Friday, May 24, 2019

Ovulation - How to Know?

Understanding and tracking your menstrual cycle is one of the key ways you can figure out when you are ovulating and releasing an egg that can be fertilized with your husband's or partner's sperm. 
The optimal period when pregnancy can occur is usually six days before ovulation.

Women who have a 28-day cycle, on average, ovulate on day 14, but ovulation can occur between days 11 and 21. Generally, ovulation occurs 14 days before the onset of your next menstrual cycle.

Tracking your cycle is the first step when you are planning for conception:

The fertility window:

The most fertile time for a woman without any fertility problems to get pregnant is six days before ovulation. You also can get pregnant 12-24 hours after your egg has been released if sperm is present. It takes about six hours for sperm to reach the fallopian tube.

Bodily signals of ovulation

Cervical mucus and vaginal secretions are two important signs that ovulation is near. They start to increase five to six days before ovulation, peaking at two to three days before the egg is released.

Cervical mucus becomes more transparent and 'stretchier' and has a consistency similar to egg whites, which helps sperm swim to the egg.

Some women experience a heightened sense of smell, breast tenderness, and abdominal pain and, perhaps, increased libido or light spotting as their body gets ready to ovulate.

Moreover, other ways to check on Ovulation includes; Ovulation Calendar (link), Checking Basal Body Temperature and Urine Tests Kit which are an Ovulation Prediction Kit (OPK) it will test your urine for luteinizing hormone (LH) and follicle-stimulating hormone (FSH), the two hormones that increase around 36 hours before ovulation when estrogen levels peak.

To understand Ovulation is cardinal as if a couple is trying to conceive, the first and the foremost task is to check your regularity or Ovulation Cycle.

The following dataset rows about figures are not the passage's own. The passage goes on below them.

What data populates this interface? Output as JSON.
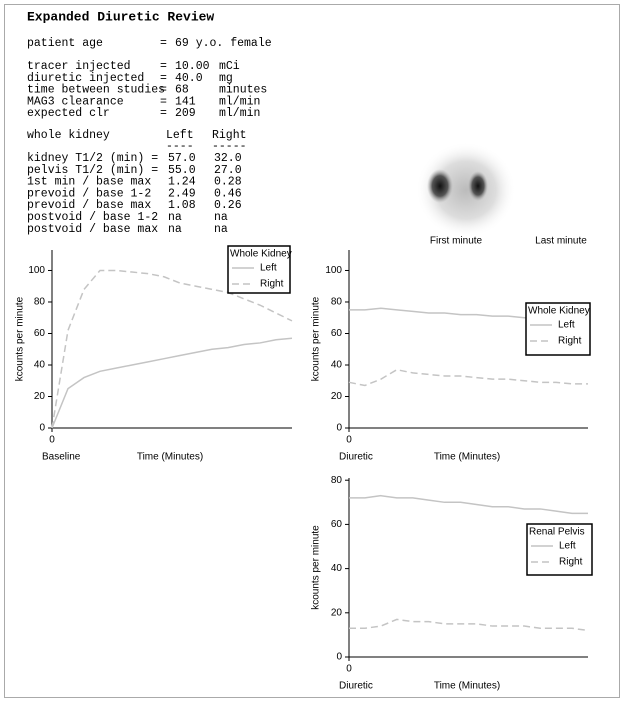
{
  "header": {
    "title": "Expanded Diuretic Review"
  },
  "patient": [
    {
      "label": "patient age",
      "eq": "=",
      "value": "69 y.o. female"
    }
  ],
  "study": [
    {
      "label": "tracer injected",
      "eq": "=",
      "value": "10.00",
      "unit": "mCi"
    },
    {
      "label": "diuretic injected",
      "eq": "=",
      "value": "40.0",
      "unit": "mg"
    },
    {
      "label": "time between studies",
      "eq": "=",
      "value": "68",
      "unit": "minutes"
    },
    {
      "label": "MAG3 clearance",
      "eq": "=",
      "value": "141",
      "unit": "ml/min"
    },
    {
      "label": "expected clr",
      "eq": "=",
      "value": "209",
      "unit": "ml/min"
    }
  ],
  "kidney_table": {
    "headers": [
      "whole kidney",
      "Left",
      "Right"
    ],
    "rules": [
      "----",
      "-----"
    ],
    "rows": [
      [
        "kidney T1/2 (min) =",
        "57.0",
        "32.0"
      ],
      [
        "pelvis T1/2 (min) =",
        "55.0",
        "27.0"
      ],
      [
        "1st min / base max",
        "1.24",
        "0.28"
      ],
      [
        "prevoid / base 1-2",
        "2.49",
        "0.46"
      ],
      [
        "prevoid / base max",
        "1.08",
        "0.26"
      ],
      [
        "postvoid / base 1-2",
        "na",
        "na"
      ],
      [
        "postvoid / base max",
        "na",
        "na"
      ]
    ]
  },
  "scan": {
    "labels": [
      "First minute",
      "Last minute"
    ]
  },
  "chart_data": [
    {
      "type": "line",
      "title": "Whole Kidney",
      "phase": "Baseline",
      "xlabel": "Time (Minutes)",
      "ylabel": "kcounts per minute",
      "x": [
        0,
        2,
        4,
        6,
        8,
        10,
        12,
        14,
        16,
        18,
        20,
        22,
        24,
        26,
        28,
        30
      ],
      "xlim": [
        0,
        30
      ],
      "xticks": [
        0
      ],
      "ylim": [
        0,
        113
      ],
      "yticks": [
        0,
        20,
        40,
        60,
        80,
        100
      ],
      "series": [
        {
          "name": "Left",
          "color": "#c4c4c4",
          "dashed": false,
          "values": [
            0,
            25,
            32,
            36,
            38,
            40,
            42,
            44,
            46,
            48,
            50,
            51,
            53,
            54,
            56,
            57
          ]
        },
        {
          "name": "Right",
          "color": "#c4c4c4",
          "dashed": true,
          "values": [
            0,
            62,
            88,
            100,
            100,
            99,
            98,
            96,
            92,
            90,
            88,
            86,
            82,
            78,
            73,
            68
          ]
        }
      ]
    },
    {
      "type": "line",
      "title": "Whole Kidney",
      "phase": "Diuretic",
      "xlabel": "Time (Minutes)",
      "ylabel": "kcounts per minute",
      "x": [
        0,
        2,
        4,
        6,
        8,
        10,
        12,
        14,
        16,
        18,
        20,
        22,
        24,
        26,
        28,
        30
      ],
      "xlim": [
        0,
        30
      ],
      "xticks": [
        0
      ],
      "ylim": [
        0,
        113
      ],
      "yticks": [
        0,
        20,
        40,
        60,
        80,
        100
      ],
      "series": [
        {
          "name": "Left",
          "color": "#c4c4c4",
          "dashed": false,
          "values": [
            75,
            75,
            76,
            75,
            74,
            73,
            73,
            72,
            72,
            71,
            71,
            70,
            70,
            69,
            69,
            68
          ]
        },
        {
          "name": "Right",
          "color": "#c4c4c4",
          "dashed": true,
          "values": [
            29,
            27,
            31,
            37,
            35,
            34,
            33,
            33,
            32,
            31,
            31,
            30,
            29,
            29,
            28,
            28
          ]
        }
      ]
    },
    {
      "type": "line",
      "title": "Renal Pelvis",
      "phase": "Diuretic",
      "xlabel": "Time (Minutes)",
      "ylabel": "kcounts per minute",
      "x": [
        0,
        2,
        4,
        6,
        8,
        10,
        12,
        14,
        16,
        18,
        20,
        22,
        24,
        26,
        28,
        30
      ],
      "xlim": [
        0,
        30
      ],
      "xticks": [
        0
      ],
      "ylim": [
        0,
        81
      ],
      "yticks": [
        0,
        20,
        40,
        60,
        80
      ],
      "series": [
        {
          "name": "Left",
          "color": "#c4c4c4",
          "dashed": false,
          "values": [
            72,
            72,
            73,
            72,
            72,
            71,
            70,
            70,
            69,
            68,
            68,
            67,
            67,
            66,
            65,
            65
          ]
        },
        {
          "name": "Right",
          "color": "#c4c4c4",
          "dashed": true,
          "values": [
            13,
            13,
            14,
            17,
            16,
            16,
            15,
            15,
            15,
            14,
            14,
            14,
            13,
            13,
            13,
            12
          ]
        }
      ]
    }
  ]
}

The timing of the Ovulation and continuity of the cycle should be regularly checked. If your cycle is irregular it is time you might want to check the above mentioned ways to check the ovulation cycle. 

Physiology:

Sure, you get a period every month, or every few weeks, or every few months, or maybe irregularly (every body is different!). But there's a lot you might not know about what's going inside your body.

Brain triggers Ovulation: Hypothalamus, a region of the brain that connects the nervous and endocine systems and release Gonadotropin releasing hormone which kicks off the ovulatory cycle. That hormone basically activates the pituitat gland in the brain itself to produce other hormones like Luteinizing hormone and Follicle stimulating hormone, which then stimulates ovaries to other hormones namely Estrogen and Progesterone that starts Ovulation.

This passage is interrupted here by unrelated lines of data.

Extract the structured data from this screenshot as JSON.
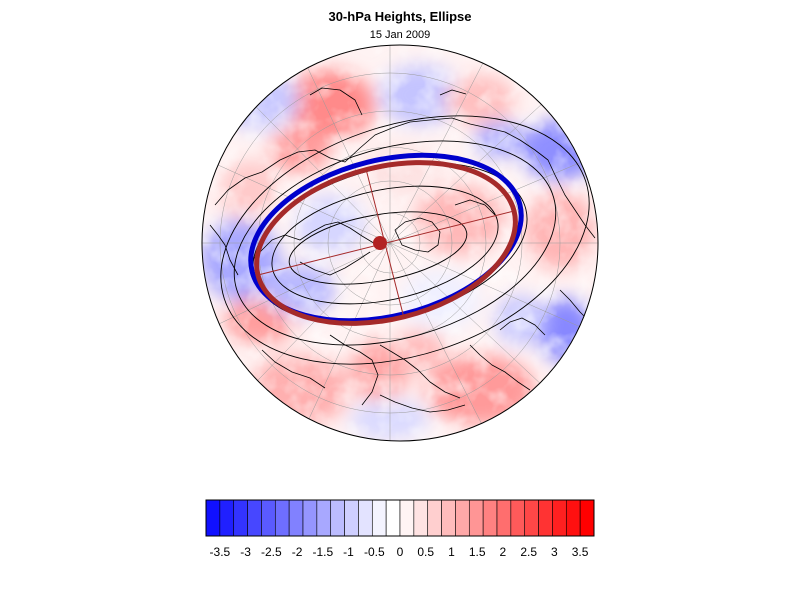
{
  "figure": {
    "title": "30-hPa Heights, Ellipse",
    "subtitle": "15 Jan 2009"
  },
  "colorbar": {
    "tick_labels": [
      "-3.5",
      "-3",
      "-2.5",
      "-2",
      "-1.5",
      "-1",
      "-0.5",
      "0",
      "0.5",
      "1",
      "1.5",
      "2",
      "2.5",
      "3",
      "3.5"
    ],
    "min": -3.5,
    "max": 3.5,
    "step": 0.25,
    "colors": [
      "#1010ff",
      "#2020ff",
      "#3333ff",
      "#4747ff",
      "#5a5aff",
      "#6e6eff",
      "#8181ff",
      "#9595ff",
      "#a8a8ff",
      "#bcbcff",
      "#cfcfff",
      "#e3e3ff",
      "#f4f4ff",
      "#ffffff",
      "#fff4f4",
      "#ffe3e3",
      "#ffcfcf",
      "#ffbcbc",
      "#ffa8a8",
      "#ff9595",
      "#ff8181",
      "#ff6e6e",
      "#ff5a5a",
      "#ff4747",
      "#ff3333",
      "#ff2020",
      "#ff1010",
      "#ff0000"
    ]
  },
  "map": {
    "projection": "polar stereographic, north pole",
    "overlays": [
      "height contours (black)",
      "fitted ellipse (blue)",
      "fitted ellipse (dark red)",
      "ellipse axes and centre (dark red)"
    ],
    "colors": {
      "ellipse_blue": "#0000cc",
      "ellipse_red": "#a52a2a",
      "contour": "#000000",
      "coast": "#000000",
      "grid": "#999999"
    }
  }
}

Ovaries Overacts - Most women have two ovaries, one on the right and one on the left. During the first week or so after your periods begin, both ovaries work hard growing follicles that could become mature eggs. Around the day 7, one egg becomes Dominant Egg and the other follicles in both ovaries take a load off that is they eventually degenerate. These otherwise “lost eggs” are the ones that are matured, retrieved and preserved during egg freezing. The Dominant Egg continues to grow in preparation for her release around day 14.

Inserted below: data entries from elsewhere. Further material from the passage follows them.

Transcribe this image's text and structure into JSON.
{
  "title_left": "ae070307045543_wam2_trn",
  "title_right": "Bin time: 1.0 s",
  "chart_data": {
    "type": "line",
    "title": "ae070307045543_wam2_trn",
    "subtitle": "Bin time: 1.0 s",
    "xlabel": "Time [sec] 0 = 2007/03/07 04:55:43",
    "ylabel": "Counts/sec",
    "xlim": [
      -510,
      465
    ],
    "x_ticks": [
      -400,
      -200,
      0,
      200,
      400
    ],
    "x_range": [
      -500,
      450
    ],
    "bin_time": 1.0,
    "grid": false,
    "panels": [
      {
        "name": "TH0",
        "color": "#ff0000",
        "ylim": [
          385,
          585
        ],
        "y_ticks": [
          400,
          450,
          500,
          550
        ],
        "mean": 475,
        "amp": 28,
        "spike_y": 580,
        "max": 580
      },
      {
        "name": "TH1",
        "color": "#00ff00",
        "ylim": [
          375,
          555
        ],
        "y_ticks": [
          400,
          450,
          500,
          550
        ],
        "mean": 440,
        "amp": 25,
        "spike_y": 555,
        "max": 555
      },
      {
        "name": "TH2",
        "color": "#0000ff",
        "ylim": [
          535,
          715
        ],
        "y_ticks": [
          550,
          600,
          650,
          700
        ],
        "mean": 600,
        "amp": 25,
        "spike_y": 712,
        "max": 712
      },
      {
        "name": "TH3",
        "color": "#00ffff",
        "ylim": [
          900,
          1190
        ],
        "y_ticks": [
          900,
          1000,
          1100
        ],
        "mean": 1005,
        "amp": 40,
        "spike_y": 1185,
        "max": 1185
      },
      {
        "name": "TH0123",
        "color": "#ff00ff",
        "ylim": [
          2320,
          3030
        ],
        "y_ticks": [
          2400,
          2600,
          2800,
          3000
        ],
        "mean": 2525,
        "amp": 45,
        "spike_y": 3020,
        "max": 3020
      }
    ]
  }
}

Each month, only one ovary develops a Dominant Mature Egg. But which ovary develops the Dominanat Egg isn’t a simple left-right-left-right alternation, nor is it purely random. Multiple studies have shown, it is likely due to anatomical differences between right and left sides of the reproductive system, the right ovary is significantly more likely to serve as the palace for your Dominant Egg.